There is no install procedure currently supported for wav2letter++. Building produces three binaries in the build directory:

  • Train: given a dataset of input audio and corresponding transcriptions in sub-word units (graphemes, phonemes, etc), trains the acoustic model.
  • Test: performs inference on a given dataset with an acoustic model.
  • Decode: given an acoustic model/pre-computed network emissions and a language model, computes the most likely sequence of words for a given dataset.

Building on Linux

wav2letter++ has been tested on Ubuntu 16.04 and CentOS 7.5.

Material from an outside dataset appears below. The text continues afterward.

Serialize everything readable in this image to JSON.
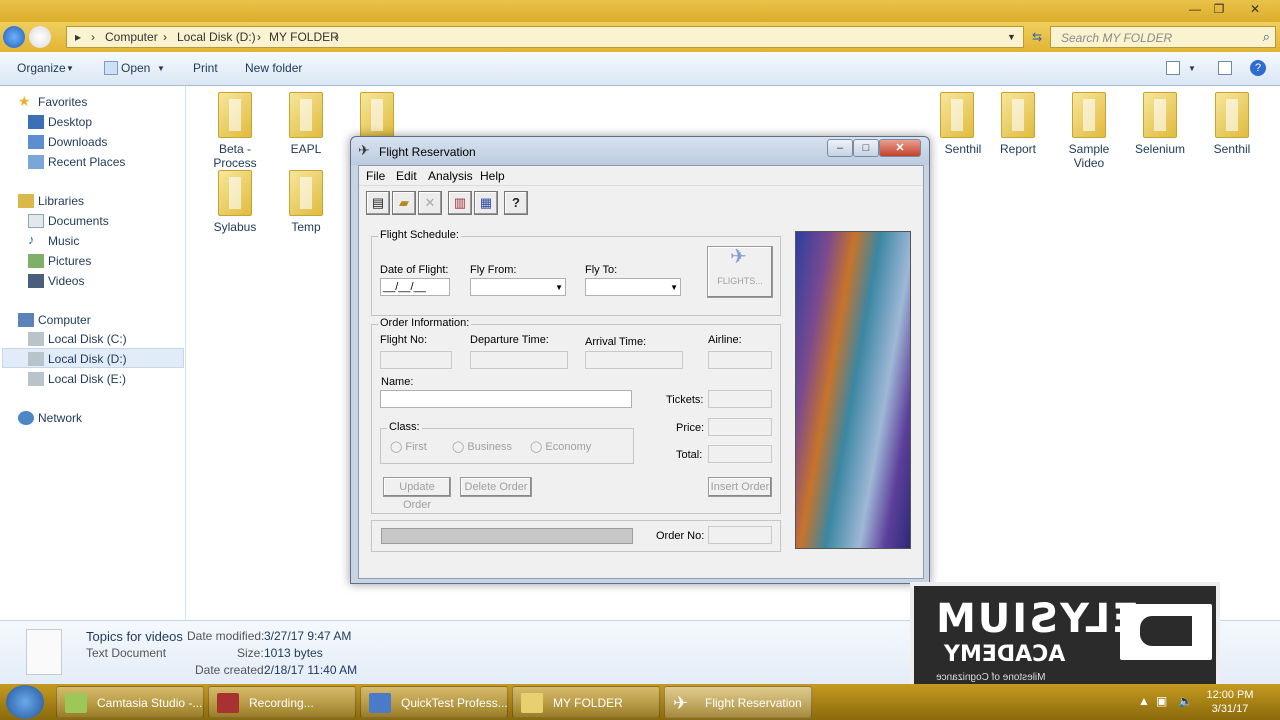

Assuming you have ArrayFire, flashlight, libsndfile, and KenLM built/installed, install the below dependencies with apt (or your distribution's package manager):

sudo apt-get update
sudo apt-get install \
    # Audio encoding libs for libsndfile \
    libasound2-dev \
    libflac-dev \
    libogg-dev \
    libtool \
    libvorbis-dev \
    # FFTW for Fourier transforms \
    libfftw3-dev \
    # Compression libraries for KenLM \
    zlib1g-dev \
    libbz2-dev \
    liblzma-dev \
    libboost-all-dev \
    # gflags \
    libgflags-dev \
    libgflags2v5 \
    # glog \
    libgoogle-glog-dev \
    libgoogle-glog0v5 \

MKL and KenLM aren't easily discovered by CMake by default; export environment variables to make sure they're found. On most Linux-based systems, MKL is installed in /opt/intel/mkl. Since KenLM doesn't support an install step, after building KenLM, point CMake to wherever you downloaded and built KenLM:

export MKLROOT=/opt/intel/mkl # or path to MKL
export KENLM_ROOT_DIR=[path to KenLM]

Once you've downloaded wav2letter++ and built and installed the required dependencies:

# in your wav2letter++ directory
mkdir -p build
cd build
cmake .. -DCMAKE_BUILD_TYPE=Release -DW2L_CRITERION_BACKEND=[backend] # Replace backend with CUDA or CPU
make -j4 # (or any number of threads)

Building/Running with Docker

wav2letter++ and its dependencies can also be built with the provided Dockerfile. Both CUDA and CPU backends are supported with Docker

To build wav2letter++ with Docker:

  • Install Docker and, if using the CUDA backend, nvidia-docker

  • Run the docker image with CUDA/CPU backend in a new container:

    # with CUDA backend
    sudo docker run --runtime=nvidia --rm -itd --ipc=host --name w2l wav2letter/wav2letter:cuda-latest
    # or with CPU backend
    sudo docker run --rm -itd --ipc=host --name w2l wav2letter/wav2letter:cpu-latest
    sudo docker exec -it w2l bash
    
  • To run tests inside a container

    cd /root/wav2letter/build && make test
    
  • Build Docker image from the source (using --no-cache will provide the latest version of flashlight inside the image if you have built the image previously for earlier versions of wav2letter):

    git clone --recursive https://github.com/facebookresearch/wav2letter.git
    cd wav2letter
    # for CUDA backend
    sudo docker build --no-cache -f ./Dockerfile-CUDA -t wav2letter .
    # for CPU backend
    sudo docker build --no-cache -f ./Dockerfile-CPU -t wav2letter .
    

    For logging during training/testing/decoding inside a container, use the --logtostderr=1 flag.